There were rendezvous of disconsolate comrades in the Press Club or Anderton’s Hotel, where they greeted each other with the gloomy inquiry, “Got anything yet?” and then, smoking innumerable cigarettes, in lieu, sometimes, of more substantial nourishment, cursed the cruelty of life, the abominable insecurity of journalism, and their own particular folly in entering that ridiculous, heartbreaking, soul-destroying career.... One by one, in course of time, they found other jobs down the same old street.
I determined to abandon regular journalism altogether, and to become a “literary gent” in the noblest meaning of the words, and anyhow a free lance. I have always regarded journalism as merely a novitiate for real literature, a training school for life and character, from which I might gain knowledge and inspiration for great novels, as Charles Dickens had done. My ambition, at that time, was limitless, and I expected genius to break out in me at any moment. Oh, Youth! Here, then, was my chance, now that I was free from the fetters of the journalistic prison house.
With a wealth of confidence and hope, but very little capital of a more material kind, I took a cottage at the seashore for a month and departed there with my wife and small boy. It was a coast-guard’s cottage at Littlehampton, looking on to the sea and sand, and surrounded by a fence one foot high, like the doll’s house it was. There, in a tiny room, filled with the murmur of the sea, and the vulgar songs of seaside Pierrots, I wrote my novel, The Street of Adventure, in which I told, in the guise of fiction, the history of The Tribune newspaper, and gave a picture of the squalor, disappointment, adventure, insecurity, futility, and good comradeship of Fleet Street.

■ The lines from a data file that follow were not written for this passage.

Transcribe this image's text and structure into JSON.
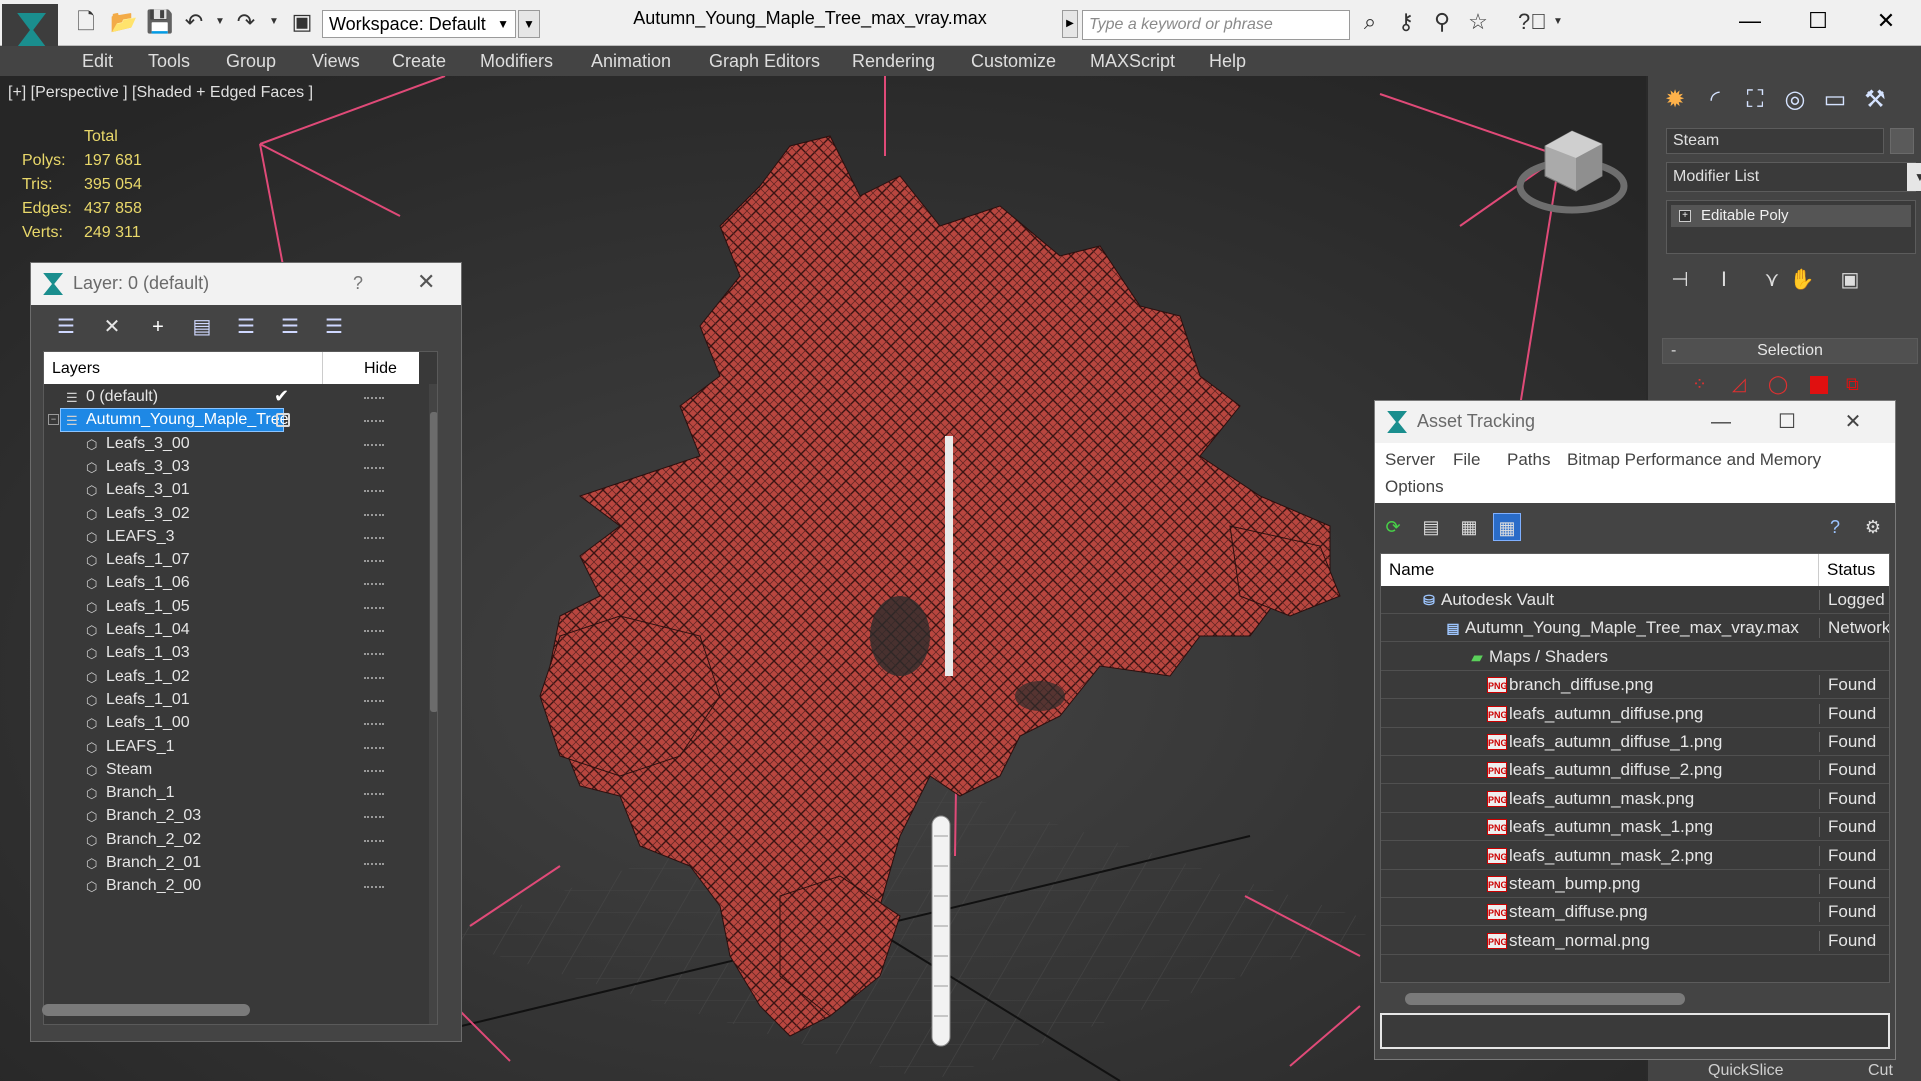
{
  "titlebar": {
    "workspace_label": "Workspace: Default",
    "doc_title": "Autumn_Young_Maple_Tree_max_vray.max",
    "search_placeholder": "Type a keyword or phrase"
  },
  "menu": [
    "Edit",
    "Tools",
    "Group",
    "Views",
    "Create",
    "Modifiers",
    "Animation",
    "Graph Editors",
    "Rendering",
    "Customize",
    "MAXScript",
    "Help"
  ],
  "viewport": {
    "label": "[+] [Perspective ] [Shaded + Edged Faces ]",
    "stats": {
      "header": "Total",
      "polys_label": "Polys:",
      "polys": "197 681",
      "tris_label": "Tris:",
      "tris": "395 054",
      "edges_label": "Edges:",
      "edges": "437 858",
      "verts_label": "Verts:",
      "verts": "249 311"
    }
  },
  "layer_panel": {
    "title": "Layer: 0 (default)",
    "help": "?",
    "col_layers": "Layers",
    "col_hide": "Hide",
    "rows": [
      {
        "label": "0 (default)"
      },
      {
        "label": "Autumn_Young_Maple_Tree"
      },
      {
        "label": "Leafs_3_00"
      },
      {
        "label": "Leafs_3_03"
      },
      {
        "label": "Leafs_3_01"
      },
      {
        "label": "Leafs_3_02"
      },
      {
        "label": "LEAFS_3"
      },
      {
        "label": "Leafs_1_07"
      },
      {
        "label": "Leafs_1_06"
      },
      {
        "label": "Leafs_1_05"
      },
      {
        "label": "Leafs_1_04"
      },
      {
        "label": "Leafs_1_03"
      },
      {
        "label": "Leafs_1_02"
      },
      {
        "label": "Leafs_1_01"
      },
      {
        "label": "Leafs_1_00"
      },
      {
        "label": "LEAFS_1"
      },
      {
        "label": "Steam"
      },
      {
        "label": "Branch_1"
      },
      {
        "label": "Branch_2_03"
      },
      {
        "label": "Branch_2_02"
      },
      {
        "label": "Branch_2_01"
      },
      {
        "label": "Branch_2_00"
      }
    ]
  },
  "command_panel": {
    "object_name": "Steam",
    "modifier_list": "Modifier List",
    "stack_item": "Editable Poly",
    "selection_rollout": "Selection",
    "selection_minus": "-",
    "quickslice": "QuickSlice",
    "cut": "Cut"
  },
  "asset_tracking": {
    "title": "Asset Tracking",
    "menu": [
      "Server",
      "File",
      "Paths",
      "Bitmap Performance and Memory",
      "Options"
    ],
    "col_name": "Name",
    "col_status": "Status",
    "rows": [
      {
        "name": "Autodesk Vault",
        "status": "Logged Out"
      },
      {
        "name": "Autumn_Young_Maple_Tree_max_vray.max",
        "status": "Network"
      },
      {
        "name": "Maps / Shaders",
        "status": ""
      },
      {
        "name": "branch_diffuse.png",
        "status": "Found"
      },
      {
        "name": "leafs_autumn_diffuse.png",
        "status": "Found"
      },
      {
        "name": "leafs_autumn_diffuse_1.png",
        "status": "Found"
      },
      {
        "name": "leafs_autumn_diffuse_2.png",
        "status": "Found"
      },
      {
        "name": "leafs_autumn_mask.png",
        "status": "Found"
      },
      {
        "name": "leafs_autumn_mask_1.png",
        "status": "Found"
      },
      {
        "name": "leafs_autumn_mask_2.png",
        "status": "Found"
      },
      {
        "name": "steam_bump.png",
        "status": "Found"
      },
      {
        "name": "steam_diffuse.png",
        "status": "Found"
      },
      {
        "name": "steam_normal.png",
        "status": "Found"
      }
    ],
    "png_badge": "PNG"
  },
  "colors": {
    "accent": "#1e88e5",
    "tree_leaves": "#b8463f",
    "stats_text": "#e9d86a",
    "gizmo_lines": "#e04a78"
  }
}
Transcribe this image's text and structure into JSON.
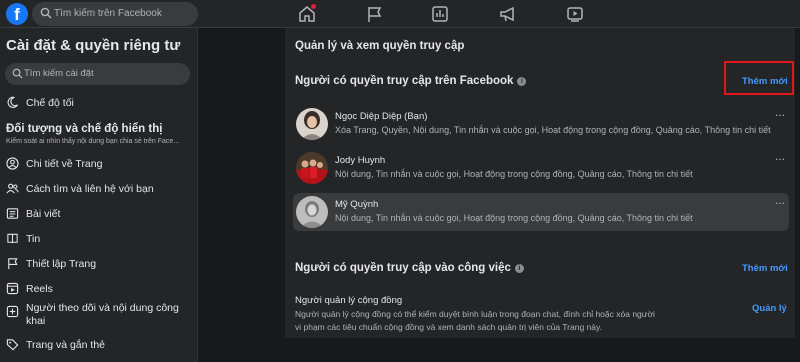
{
  "topbar": {
    "search_placeholder": "Tìm kiếm trên Facebook",
    "logo_letter": "f",
    "nav_icons": [
      "home-icon",
      "flag-icon",
      "insights-icon",
      "megaphone-icon",
      "video-icon"
    ],
    "accent": "#1877f2",
    "notification_color": "#e41e3f"
  },
  "sidebar": {
    "title": "Cài đặt & quyền riêng tư",
    "search_placeholder": "Tìm kiếm cài đặt",
    "dark_mode_label": "Chế độ tối",
    "section_title": "Đối tượng và chế độ hiển thị",
    "section_subtitle": "Kiểm soát ai nhìn thấy nội dung bạn chia sẻ trên Face...",
    "items": [
      {
        "label": "Chi tiết về Trang",
        "icon": "person-circle-icon"
      },
      {
        "label": "Cách tìm và liên hệ với bạn",
        "icon": "people-icon"
      },
      {
        "label": "Bài viết",
        "icon": "post-icon"
      },
      {
        "label": "Tin",
        "icon": "book-icon"
      },
      {
        "label": "Thiết lập Trang",
        "icon": "flag-icon"
      },
      {
        "label": "Reels",
        "icon": "reels-icon"
      },
      {
        "label": "Người theo dõi và nội dung công khai",
        "icon": "plus-square-icon"
      },
      {
        "label": "Trang và gắn thẻ",
        "icon": "tag-icon"
      }
    ]
  },
  "main": {
    "heading": "Quản lý và xem quyền truy cập",
    "facebook_access": {
      "title": "Người có quyền truy cập trên Facebook",
      "add_label": "Thêm mới",
      "people": [
        {
          "name": "Ngọc Diệp Diệp (Bạn)",
          "permissions": "Xóa Trang, Quyền, Nội dung, Tin nhắn và cuộc gọi, Hoạt động trong cộng đồng, Quảng cáo, Thông tin chi tiết"
        },
        {
          "name": "Jody Huynh",
          "permissions": "Nội dung, Tin nhắn và cuộc gọi, Hoạt động trong cộng đồng, Quảng cáo, Thông tin chi tiết"
        },
        {
          "name": "Mỹ Quỳnh",
          "permissions": "Nội dung, Tin nhắn và cuộc gọi, Hoạt động trong cộng đồng, Quảng cáo, Thông tin chi tiết"
        }
      ],
      "more_label": "..."
    },
    "task_access": {
      "title": "Người có quyền truy cập vào công việc",
      "add_label": "Thêm mới",
      "tasks": [
        {
          "title": "Người quản lý cộng đồng",
          "description": "Người quản lý cộng đồng có thể kiểm duyệt bình luận trong đoạn chat, đình chỉ hoặc xóa người vi phạm các tiêu chuẩn cộng đồng và xem danh sách quản trị viên của Trang này.",
          "action_label": "Quản lý"
        }
      ]
    }
  }
}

It was much to be desired that this novel of mine should be a success. Even my wife’s humorous contentment with poverty, which has always been a saving grace in my life, did not eliminate the need of a certain amount of ready money. The Street of Adventure, my most successful novel, cost me more than I earned. In the first place, it narrowly escaped total oblivion, which would have saved me great anxiety and considerable expense. After leaving the coast-guard’s cottage at Littlehampton, with my manuscript complete—150,000 words in one month—I had to change trains at Guildford to get to London from some other place. My thoughts were so busy with the story I had written, and with the fortune that awaited me by its success, that I left the manuscript on the mantelpiece in the waiting room of Guildford Station, and did not discover my loss until I had been in London some hours. It seemed—for five minutes of despair—like the loss of my soul. Never should I have had the courage to rewrite that novel which had cost so much labor and so much nervous emotion. Despairingly I telegraphed to the station master, and my joy was great when, two hours later, I received his answer: “Papers found.” Little did I then know that if he had used them to brighten his fire I should have been saved sleepless nights and unpleasant apprehensions.

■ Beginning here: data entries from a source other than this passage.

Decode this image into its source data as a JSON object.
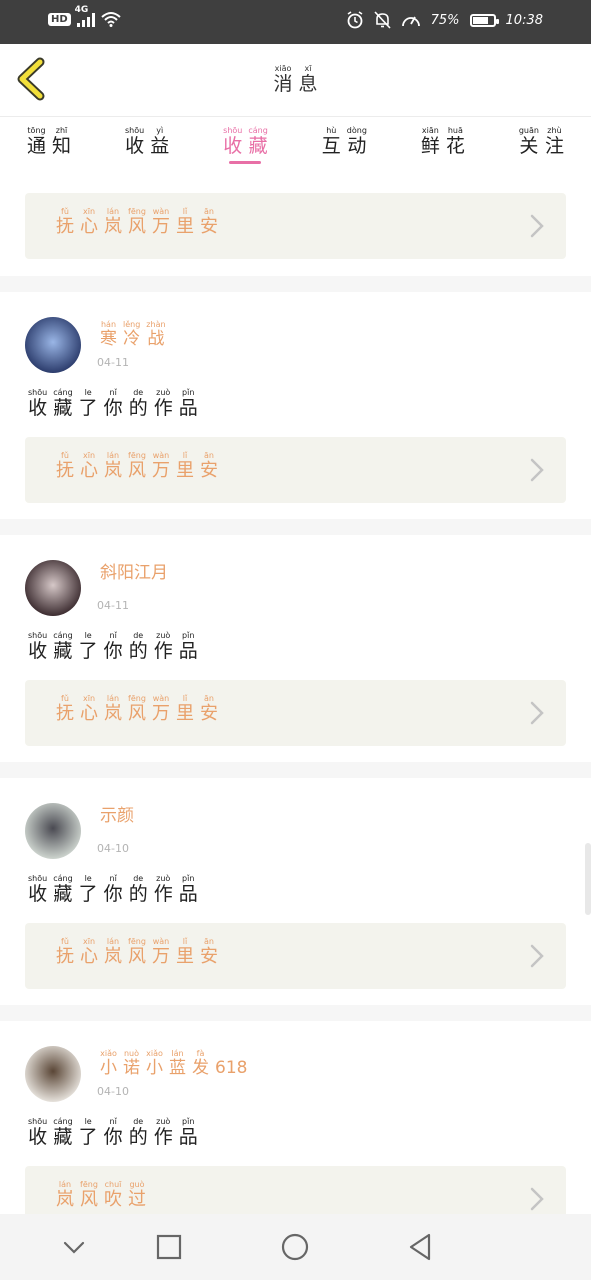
{
  "status_bar": {
    "hd": "HD",
    "network": "4G",
    "battery_text": "75%",
    "battery_level": 0.75,
    "time": "10:38"
  },
  "header": {
    "title_chars": [
      {
        "zh": "消",
        "py": "xiāo"
      },
      {
        "zh": "息",
        "py": "xī"
      }
    ]
  },
  "tabs": [
    {
      "chars": [
        {
          "zh": "通",
          "py": "tōng"
        },
        {
          "zh": "知",
          "py": "zhī"
        }
      ],
      "active": false
    },
    {
      "chars": [
        {
          "zh": "收",
          "py": "shōu"
        },
        {
          "zh": "益",
          "py": "yì"
        }
      ],
      "active": false
    },
    {
      "chars": [
        {
          "zh": "收",
          "py": "shōu"
        },
        {
          "zh": "藏",
          "py": "cáng"
        }
      ],
      "active": true
    },
    {
      "chars": [
        {
          "zh": "互",
          "py": "hù"
        },
        {
          "zh": "动",
          "py": "dòng"
        }
      ],
      "active": false
    },
    {
      "chars": [
        {
          "zh": "鲜",
          "py": "xiān"
        },
        {
          "zh": "花",
          "py": "huā"
        }
      ],
      "active": false
    },
    {
      "chars": [
        {
          "zh": "关",
          "py": "guān"
        },
        {
          "zh": "注",
          "py": "zhù"
        }
      ],
      "active": false
    }
  ],
  "top_work": {
    "chars": [
      {
        "zh": "抚",
        "py": "fǔ"
      },
      {
        "zh": "心",
        "py": "xīn"
      },
      {
        "zh": "岚",
        "py": "lán"
      },
      {
        "zh": "风",
        "py": "fēng"
      },
      {
        "zh": "万",
        "py": "wàn"
      },
      {
        "zh": "里",
        "py": "lǐ"
      },
      {
        "zh": "安",
        "py": "ān"
      }
    ]
  },
  "action_chars": [
    {
      "zh": "收",
      "py": "shōu"
    },
    {
      "zh": "藏",
      "py": "cáng"
    },
    {
      "zh": "了",
      "py": "le"
    },
    {
      "zh": "你",
      "py": "nǐ"
    },
    {
      "zh": "的",
      "py": "de"
    },
    {
      "zh": "作",
      "py": "zuò"
    },
    {
      "zh": "品",
      "py": "pǐn"
    }
  ],
  "items": [
    {
      "user_chars": [
        {
          "zh": "寒",
          "py": "hán"
        },
        {
          "zh": "冷",
          "py": "lěng"
        },
        {
          "zh": "战",
          "py": "zhàn"
        }
      ],
      "date": "04-11",
      "work_chars": [
        {
          "zh": "抚",
          "py": "fǔ"
        },
        {
          "zh": "心",
          "py": "xīn"
        },
        {
          "zh": "岚",
          "py": "lán"
        },
        {
          "zh": "风",
          "py": "fēng"
        },
        {
          "zh": "万",
          "py": "wàn"
        },
        {
          "zh": "里",
          "py": "lǐ"
        },
        {
          "zh": "安",
          "py": "ān"
        }
      ]
    },
    {
      "user_chars": [
        {
          "zh": "斜阳江月",
          "py": ""
        }
      ],
      "date": "04-11",
      "work_chars": [
        {
          "zh": "抚",
          "py": "fǔ"
        },
        {
          "zh": "心",
          "py": "xīn"
        },
        {
          "zh": "岚",
          "py": "lán"
        },
        {
          "zh": "风",
          "py": "fēng"
        },
        {
          "zh": "万",
          "py": "wàn"
        },
        {
          "zh": "里",
          "py": "lǐ"
        },
        {
          "zh": "安",
          "py": "ān"
        }
      ]
    },
    {
      "user_chars": [
        {
          "zh": "示颜",
          "py": ""
        }
      ],
      "date": "04-10",
      "work_chars": [
        {
          "zh": "抚",
          "py": "fǔ"
        },
        {
          "zh": "心",
          "py": "xīn"
        },
        {
          "zh": "岚",
          "py": "lán"
        },
        {
          "zh": "风",
          "py": "fēng"
        },
        {
          "zh": "万",
          "py": "wàn"
        },
        {
          "zh": "里",
          "py": "lǐ"
        },
        {
          "zh": "安",
          "py": "ān"
        }
      ]
    },
    {
      "user_chars": [
        {
          "zh": "小",
          "py": "xiǎo"
        },
        {
          "zh": "诺",
          "py": "nuò"
        },
        {
          "zh": "小",
          "py": "xiǎo"
        },
        {
          "zh": "蓝",
          "py": "lán"
        },
        {
          "zh": "发",
          "py": "fà"
        },
        {
          "zh": "618",
          "py": ""
        }
      ],
      "date": "04-10",
      "work_chars": [
        {
          "zh": "岚",
          "py": "lán"
        },
        {
          "zh": "风",
          "py": "fēng"
        },
        {
          "zh": "吹",
          "py": "chuī"
        },
        {
          "zh": "过",
          "py": "guò"
        }
      ]
    }
  ],
  "nav": {
    "icons": [
      "chevron-down-icon",
      "square-icon",
      "circle-icon",
      "triangle-back-icon"
    ]
  },
  "colors": {
    "accent": "#e86fa6",
    "work_text": "#e9a16b",
    "card_bg": "#f3f3ed"
  }
}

It was accepted and published by William Heinemann, on a royalty basis, and it was gloriously reviewed. But almost immediately I received a writ of libel from one of my friends and colleagues on the late Tribune, and sinister rumors reached me that Franklin Thomasson, the proprietor, and six other members of the staff were consulting their solicitors on the advisability of taking action against me. I saw ruin staring me in the face. My fanciful narrative had not disguised carefully enough the actuality of the Tribune and its staff. My fancy portraits and amiable caricatures had been identified, and could not be denied. Fortunately only one writ was actually presented and proceeded with, against myself and Heinemann, but the book was withdrawn from circulation at a time when the reviews were giving it columns of publicity, and it was killed stone dead—though later it had a merry resurrection.

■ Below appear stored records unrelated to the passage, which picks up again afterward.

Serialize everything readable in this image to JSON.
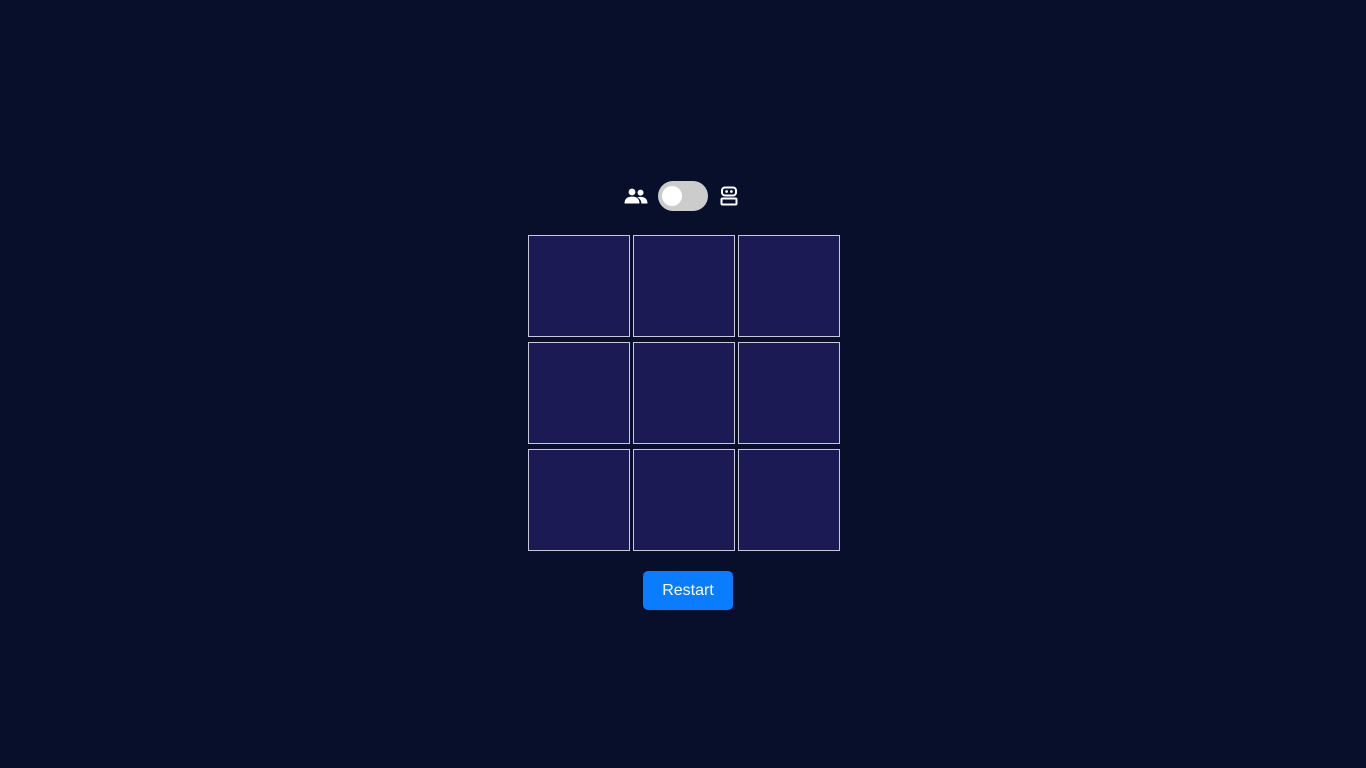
{
  "mode_switch": {
    "left_icon": "two-players-icon",
    "right_icon": "robot-icon",
    "state": "off"
  },
  "board": {
    "cells": [
      "",
      "",
      "",
      "",
      "",
      "",
      "",
      "",
      ""
    ]
  },
  "controls": {
    "restart_label": "Restart"
  },
  "colors": {
    "background": "#080f2b",
    "cell_fill": "#1c1a55",
    "cell_border": "#c8c8d6",
    "toggle_track": "#cccccc",
    "toggle_knob": "#ffffff",
    "button": "#0a7cff",
    "icon": "#ffffff"
  }
}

The man who took a libel action against me was the character who in my book is called Christopher Codrington, the same young man who had lifted his hat when the lights went out and said, “Dead! Dead!” He and I had been good friends, and I believed, and still believe, that my portrait of him was a very agreeable and fanciful study of his amiable peculiarities—his Georgian style of dress, his gravity of speech, his Bohemianism. But he resented that portrait, and was convinced that I had grossly maligned him. The solicitors employed by myself and Heinemann to prepare the defense piled up the usual bill of costs (and I had to pay the publisher’s share as well as my own), so that by the time the case was ready to come into court I knew that, win or lose, I should have some pretty fees to pay. It never came into court. A few days before the case was due, I met “Christopher Codrington” in Fleet Street! We paused, hesitated, raised our hats solemnly, and then laughed (we had always been much amused with each other).
“What about some lunch together?” I suggested.
“It would never do,” he answered. “In a few days we shall be engaged in a legal duel.”
“Meanwhile one must eat,” I remarked casually.